“I saw a film today, oh boy,” sings John Lennon in the song “A Day in the Life” from the Beatles’ Sergeant Pepper album. He then goes on to remark that “the English army had just won the war” and notes that while “a crowd of people turned away,” he “just had to look, having read the book.” Well, the film he saw was Richard Lester’s How I Won the War (1967), and of course Lennon had read the book, since he’d made his dramatic film debut (and swan song) in the movie, playing the role of the kleptomaniacal soldier Gripweed. Even in 1967, Lennon’s involvement in How I Won the War was the most famous thing about it. The movie itself was—and is—difficult.
Despite a straightforward, even simple plot—Goodbody (Michael Crawford), an inexperienced officer in North Africa during WWII, is instructed to lead his troop ahead of the main body of troops to build a cricket pitch for when the army gets there—the approach of the film was, to put it mildly, unorthodox. Viewers were introduced to the characters in England’s green and pleasant land at a singular cricket game where no less a personage than Adolph Hitler is—none too honestly—working the scoreboard. Goodbody tries to tell his story, despite intrusions by other soldiers (including Gripweed, who shows up to ask if he can rub Goodbody’s cricket ball: “Can I rub your ball, sir? It gives me great pleasure”), who inject how they really feel about this well-loved officer. It only gets stranger as it mocks each and every aspect of war and the military. One of the most perplexing things for some viewers was Lester’s concept that as characters were killed, they’d turn into monochromatically colored “specters,” who followed the survivors on their ridiculous mission. In part, this was to make it clear that these were actors and that no one really dies in films. (Lester once claimed to have bamboozled the British Army, which was cooperating with the film, into believing this was a test for the Technicolor cameras!)
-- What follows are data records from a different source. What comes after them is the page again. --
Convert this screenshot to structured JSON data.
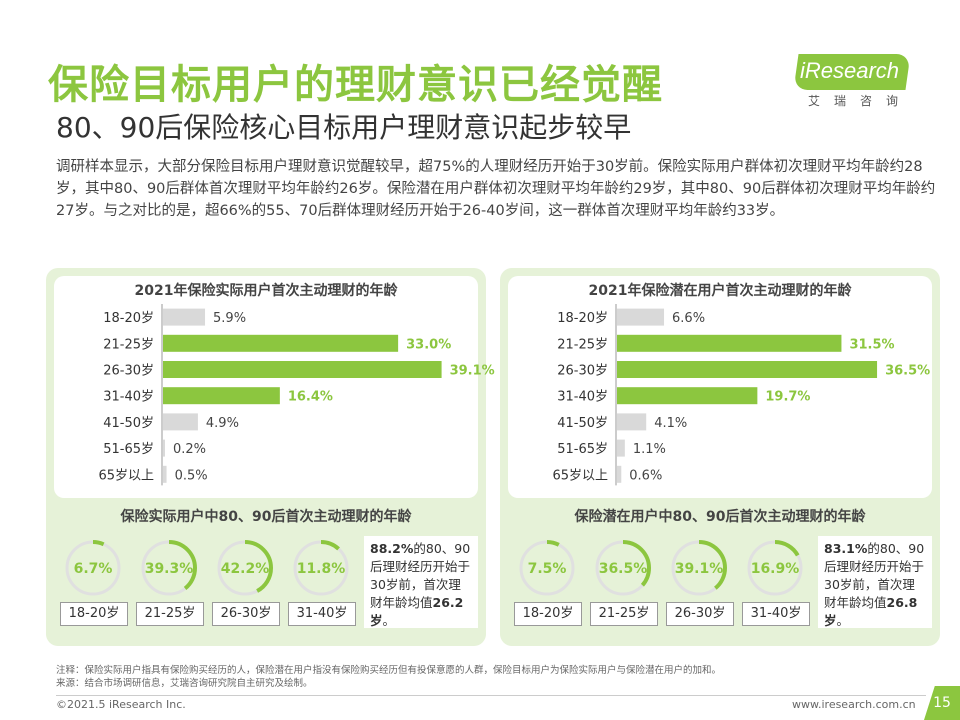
{
  "title": "保险目标用户的理财意识已经觉醒",
  "subtitle": "80、90后保险核心目标用户理财意识起步较早",
  "logo": {
    "name": "iResearch",
    "sub": "艾瑞咨询"
  },
  "intro": "调研样本显示，大部分保险目标用户理财意识觉醒较早，超75%的人理财经历开始于30岁前。保险实际用户群体初次理财平均年龄约28岁，其中80、90后群体首次理财平均年龄约26岁。保险潜在用户群体初次理财平均年龄约29岁，其中80、90后群体初次理财平均年龄约27岁。与之对比的是，超66%的55、70后群体理财经历开始于26-40岁间，这一群体首次理财平均年龄约33岁。",
  "colors": {
    "accent": "#8cc63f",
    "grey": "#d9d9d9",
    "panel": "#e6f2d8"
  },
  "chart_data": [
    {
      "type": "bar",
      "orientation": "horizontal",
      "title": "2021年保险实际用户首次主动理财的年龄",
      "categories": [
        "18-20岁",
        "21-25岁",
        "26-30岁",
        "31-40岁",
        "41-50岁",
        "51-65岁",
        "65岁以上"
      ],
      "values": [
        5.9,
        33.0,
        39.1,
        16.4,
        4.9,
        0.2,
        0.5
      ],
      "value_labels": [
        "5.9%",
        "33.0%",
        "39.1%",
        "16.4%",
        "4.9%",
        "0.2%",
        "0.5%"
      ],
      "highlight": [
        false,
        true,
        true,
        true,
        false,
        false,
        false
      ],
      "xlim": [
        0,
        40
      ]
    },
    {
      "type": "bar",
      "orientation": "horizontal",
      "title": "2021年保险潜在用户首次主动理财的年龄",
      "categories": [
        "18-20岁",
        "21-25岁",
        "26-30岁",
        "31-40岁",
        "41-50岁",
        "51-65岁",
        "65岁以上"
      ],
      "values": [
        6.6,
        31.5,
        36.5,
        19.7,
        4.1,
        1.1,
        0.6
      ],
      "value_labels": [
        "6.6%",
        "31.5%",
        "36.5%",
        "19.7%",
        "4.1%",
        "1.1%",
        "0.6%"
      ],
      "highlight": [
        false,
        true,
        true,
        true,
        false,
        false,
        false
      ],
      "xlim": [
        0,
        40
      ]
    },
    {
      "type": "pie",
      "title": "保险实际用户中80、90后首次主动理财的年龄",
      "categories": [
        "18-20岁",
        "21-25岁",
        "26-30岁",
        "31-40岁"
      ],
      "values": [
        6.7,
        39.3,
        42.2,
        11.8
      ],
      "value_labels": [
        "6.7%",
        "39.3%",
        "42.2%",
        "11.8%"
      ]
    },
    {
      "type": "pie",
      "title": "保险潜在用户中80、90后首次主动理财的年龄",
      "categories": [
        "18-20岁",
        "21-25岁",
        "26-30岁",
        "31-40岁"
      ],
      "values": [
        7.5,
        36.5,
        39.1,
        16.9
      ],
      "value_labels": [
        "7.5%",
        "36.5%",
        "39.1%",
        "16.9%"
      ]
    }
  ],
  "notes": {
    "left": {
      "pct": "88.2%",
      "text1": "的80、90后理财经历开始于30岁前，首次理财年龄均值",
      "avg": "26.2岁",
      "end": "。"
    },
    "right": {
      "pct": "83.1%",
      "text1": "的80、90后理财经历开始于30岁前，首次理财年龄均值",
      "avg": "26.8岁",
      "end": "。"
    }
  },
  "footnote1": "注释：保险实际用户指具有保险购买经历的人，保险潜在用户指没有保险购买经历但有投保意愿的人群，保险目标用户为保险实际用户与保险潜在用户的加和。",
  "footnote2": "来源：结合市场调研信息，艾瑞咨询研究院自主研究及绘制。",
  "copyright": "©2021.5 iResearch Inc.",
  "website": "www.iresearch.com.cn",
  "page_number": "15"
}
Nothing was sacred. Jack MacGowran appeared as a soldier trying to get out of the army on a mental discharge, but his more bizarre outbursts are dismissed as him “working his ticket,” while the moment he starts quoting Churchill’s speeches he’s judged as “mad.” One soldier, Clapper (Roy Kinnear), has a wife (Fanny Carby) who sends him letters tormenting him with stories of her multiple infidelities (all of which she makes up by observing the actions of a promiscuous friend). U.S. General Omar Bradley (Alexander Knox) is depicted as a senile old fool recounting history as if appearing in a documentary. Military leaders swap “famous battle” bubble-gum cards with each other, and a soldier who has his legs blown off is advised to “stick ‘em under the cold tap, love.” Even for a Vietnam-era anti-war film, this was extreme, harsh material. It still has an edge most films would shy away from. It’s brilliant, bitter, defiant and angry. And on another level, the film has taken on a disturbingly eerie quality, thanks to Lennon’s death scene where he looks directly at the camera as he dies, saying, “I knew this’d happen. You knew it’d happen, didn’t you?”